Ford Pulls 2025 Forecast Over US$1.5 Billion Tariff Cost Concerns
By Teresa De Alba | Jr Journalist & Industry Analyst -
Wed, 05/07/2025 - 11:59
Ford has withdrawn its 2025 financial forecast, citing rising uncertainty over the impact of tariffs, which the company estimates could cost up to US$1.5 billion before interest and taxes. Following the announcement, Ford’s shares dropped 2.3% in after-hours trading, falling to US$14 per share.
On Apr. 5, Ford CEO Jim Farley stated, “It is still too early to fully understand our competitors’ responses to these tariffs.” The company projects that tariffs will add approximately US$2.5 billion in costs for the full year, driven primarily by increased duties on imported vehicles from Mexico and China.
Ford’s previous guidance, issued in February, forecast earnings between US$7 billion and US$8.5 billion for 2025. However, this projection did not account for the potential impact of tariffs. First-quarter revenue reached US$40.7 billion, surpassing expectations due to a surge in consumer purchases fueled by fears of future price increases and Ford’s promotional incentives.

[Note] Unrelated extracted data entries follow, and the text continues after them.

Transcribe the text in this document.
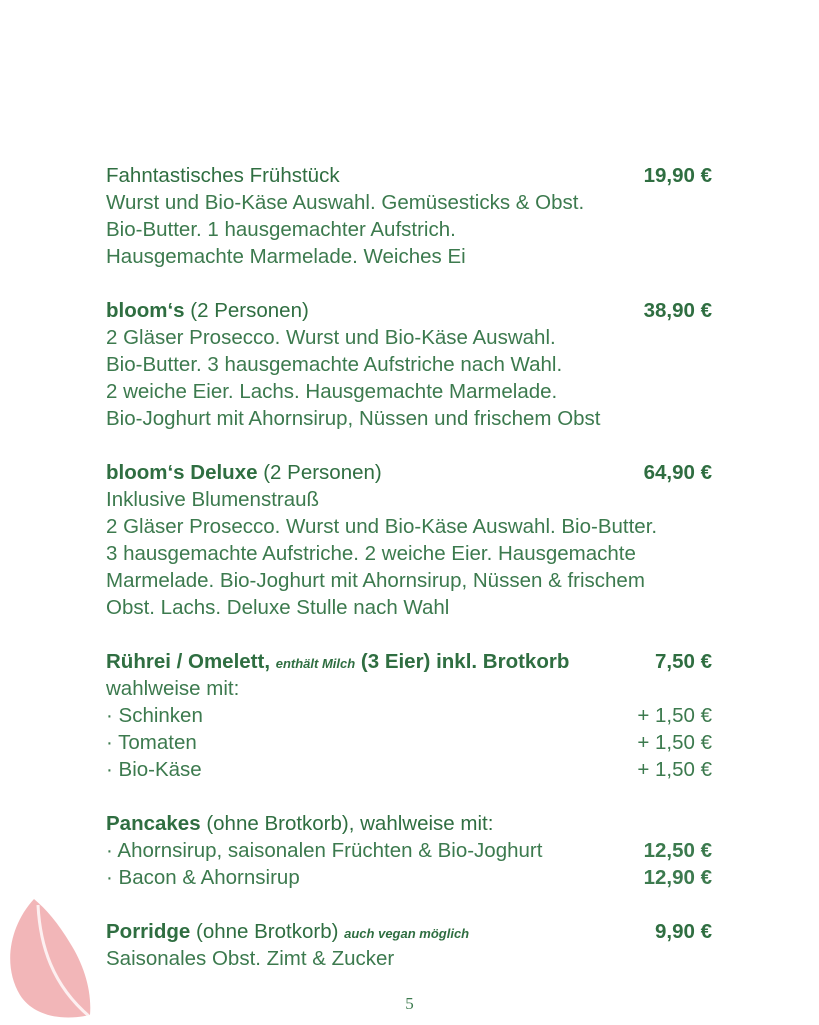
Fahntastisches Frühstück	19,90 €
Wurst und Bio-Käse Auswahl. Gemüsesticks & Obst.
Bio-Butter. 1 hausgemachter Aufstrich.
Hausgemachte Marmelade. Weiches Ei
bloom‘s (2 Personen)	38,90 €
2 Gläser Prosecco. Wurst und Bio-Käse Auswahl.
Bio-Butter. 3 hausgemachte Aufstriche nach Wahl.
2 weiche Eier. Lachs. Hausgemachte Marmelade.
Bio-Joghurt mit Ahornsirup, Nüssen und frischem Obst
bloom‘s Deluxe (2 Personen)	64,90 €
Inklusive Blumenstrauß
2 Gläser Prosecco. Wurst und Bio-Käse Auswahl. Bio-Butter.
3 hausgemachte Aufstriche. 2 weiche Eier. Hausgemachte
Marmelade. Bio-Joghurt mit Ahornsirup, Nüssen & frischem
Obst. Lachs. Deluxe Stulle nach Wahl
Rührei / Omelett, enthält Milch (3 Eier) inkl. Brotkorb	7,50 €
wahlweise mit:
· Schinken	+ 1,50 €
· Tomaten	+ 1,50 €
· Bio-Käse	+ 1,50 €
Pancakes (ohne Brotkorb), wahlweise mit:
· Ahornsirup, saisonalen Früchten & Bio-Joghurt	12,50 €
· Bacon & Ahornsirup	12,90 €
Porridge (ohne Brotkorb) auch vegan möglich	9,90 €
Saisonales Obst. Zimt & Zucker
5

President Trump’s 25% tariff on car imports is expected to cost US automakers around US$100 billion, according to Reuters estimates. GM CEO Mary Barra recently indicated that GM anticipates a $5 billion impact from these tariffs.
The administration has softened certain provisions, however. Vehicles containing US-made components may qualify for preferential tariffs, and all goods covered under the USMCA agreement are exempt. Additionally, the tariffs will not be applied cumulatively.
Ford’s decision to suspend its annual forecast mirrors similar moves by other automakers including GM, Mercedes-Benz, and Stellantis, all of which have cited the unpredictable financial effects of tariffs.